Besides fending off advances from IBM, Oracle and open-source databases in the market for entry-level databases, Microsoft is also fighting for market share in the high end. As such, in its packaging and pricing announcement, Microsoft is playing up the fact that enterprises get high-end features included in the basic database price, as opposed to having to pay more for BI (business intelligence) tools or performance monitoring and tuning tools. "Our mantra is 'No expensive add-ons,'" Rizzo said. "You get it all in the box: performance monitoring and tuning, BI, all that."
For example, Oracle's Tuning Pack costs $3,000 over its $40,000 per-processor base database system, $3,000 for its Diagnostic Pack, and $10,000 for partitioning. IBM's DB2 Performance Expert costs $10,000 over its $25,000 per-processor base price. Other add-ons include RAC (Real Application Clusters) for Oracle at $20,000 and a BI bundle at $40,000, while both IBM and Oracle charge per core on multicore chips.
Next Page: Microsoft wants to play with the big boys, too.
Microsoft scored brownie points with enterprise players by declaring in October that it wouldn't charge extra for dual-core chips, although analysts at the time pointed out that it didn't cost Microsoft much, since it didn't have many large enterprise customers who would use such technology.

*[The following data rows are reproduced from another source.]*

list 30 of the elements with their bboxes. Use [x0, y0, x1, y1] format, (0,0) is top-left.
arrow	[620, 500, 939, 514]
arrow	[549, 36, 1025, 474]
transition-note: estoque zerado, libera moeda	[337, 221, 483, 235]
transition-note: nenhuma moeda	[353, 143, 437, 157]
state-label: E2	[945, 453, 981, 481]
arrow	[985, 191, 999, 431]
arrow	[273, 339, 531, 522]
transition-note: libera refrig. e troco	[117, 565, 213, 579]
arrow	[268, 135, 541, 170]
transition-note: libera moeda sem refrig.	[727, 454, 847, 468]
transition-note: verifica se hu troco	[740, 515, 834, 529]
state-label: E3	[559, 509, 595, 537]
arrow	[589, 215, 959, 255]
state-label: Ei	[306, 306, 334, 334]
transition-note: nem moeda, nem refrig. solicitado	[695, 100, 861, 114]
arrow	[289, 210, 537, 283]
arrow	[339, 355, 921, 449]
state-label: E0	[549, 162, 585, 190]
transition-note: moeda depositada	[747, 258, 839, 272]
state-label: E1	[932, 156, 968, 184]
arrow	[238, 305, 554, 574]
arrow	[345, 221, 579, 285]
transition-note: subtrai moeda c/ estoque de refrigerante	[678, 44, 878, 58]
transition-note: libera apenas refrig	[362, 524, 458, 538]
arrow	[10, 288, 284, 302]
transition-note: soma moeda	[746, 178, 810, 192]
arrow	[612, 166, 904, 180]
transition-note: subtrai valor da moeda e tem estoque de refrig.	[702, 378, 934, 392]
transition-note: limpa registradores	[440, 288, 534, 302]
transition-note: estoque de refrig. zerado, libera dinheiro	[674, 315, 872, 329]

Rizzo said that customers also told Microsoft that they didn't want to pay for passive failover servers. Thus, with SQL Server 2005, Microsoft won't require an additional license for a secondary server, as long as it's just used for passive failover. Microsoft is also offering discounted versions for ISVs for redistribution. Any edition can be shipped with volume discounts for partners.
Related to the news, Dell and Microsoft are announcing a new benchmark that tagged the Dell/SQL Server combination as the top database/platform for price/performance, breaking the previous $1.50 per-transaction barrier by delivering 28,000 transactions per minute at $1.40 per transaction.

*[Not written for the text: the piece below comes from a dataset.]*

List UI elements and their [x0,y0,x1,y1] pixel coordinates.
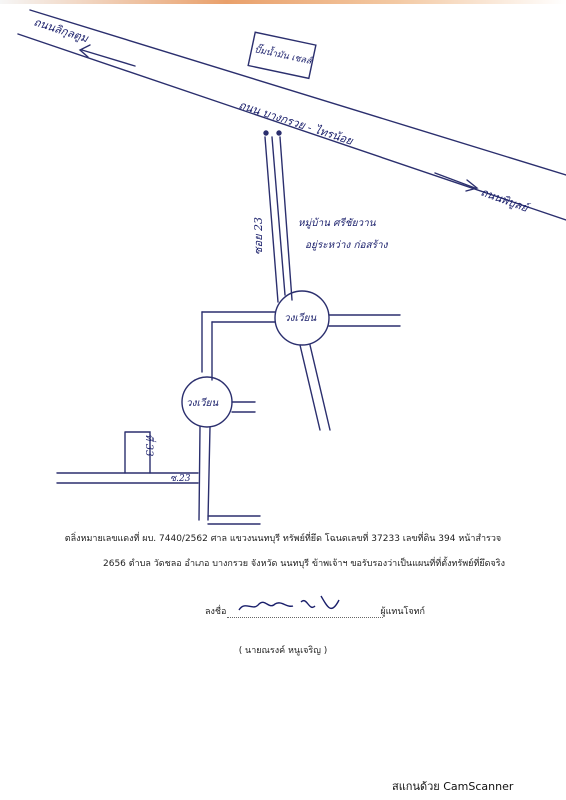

Chris Alliegro, an analyst for Directions on Microsoft, in Redmond, Wash., said that Microsoft can't be beat when it comes to cost per transaction. "I think Microsoft is really stressing the point that SQL Server, from a cost-per-transaction standpoint, from any cost/competitive standpoint, looks very, very attractive compared to IBM or Oracle products. It's hard to identify feature areas where Microsoft is not at least on parity with those players. I think they've got a great story from a cost-competition standpoint."
Alliegro was also impressed with changes to the Workload Governor in MSDE. As it was, the Governor was limited to five concurrent workloads in the engine. When any queries over five came in, the server would be throttled.
It was confusing for customers, who thought it was throttled to five users or five connections, as opposed to five concurrent workloads. Rizzo claimed mea culpa, saying that Microsoft "didn't do a good job of figuring that one out."
The confusion will be eased in the Express Edition, which will just be limited to 1GB RAM and to a 4GB database size.
"Removing the throttling restriction, that kind of mysteriously degraded database performance after a certain amount of connections, so that's a good thing," Alliegro said. "They've also increased size: It's now 4GB, so it gives you more headroom before you have to think about moving up."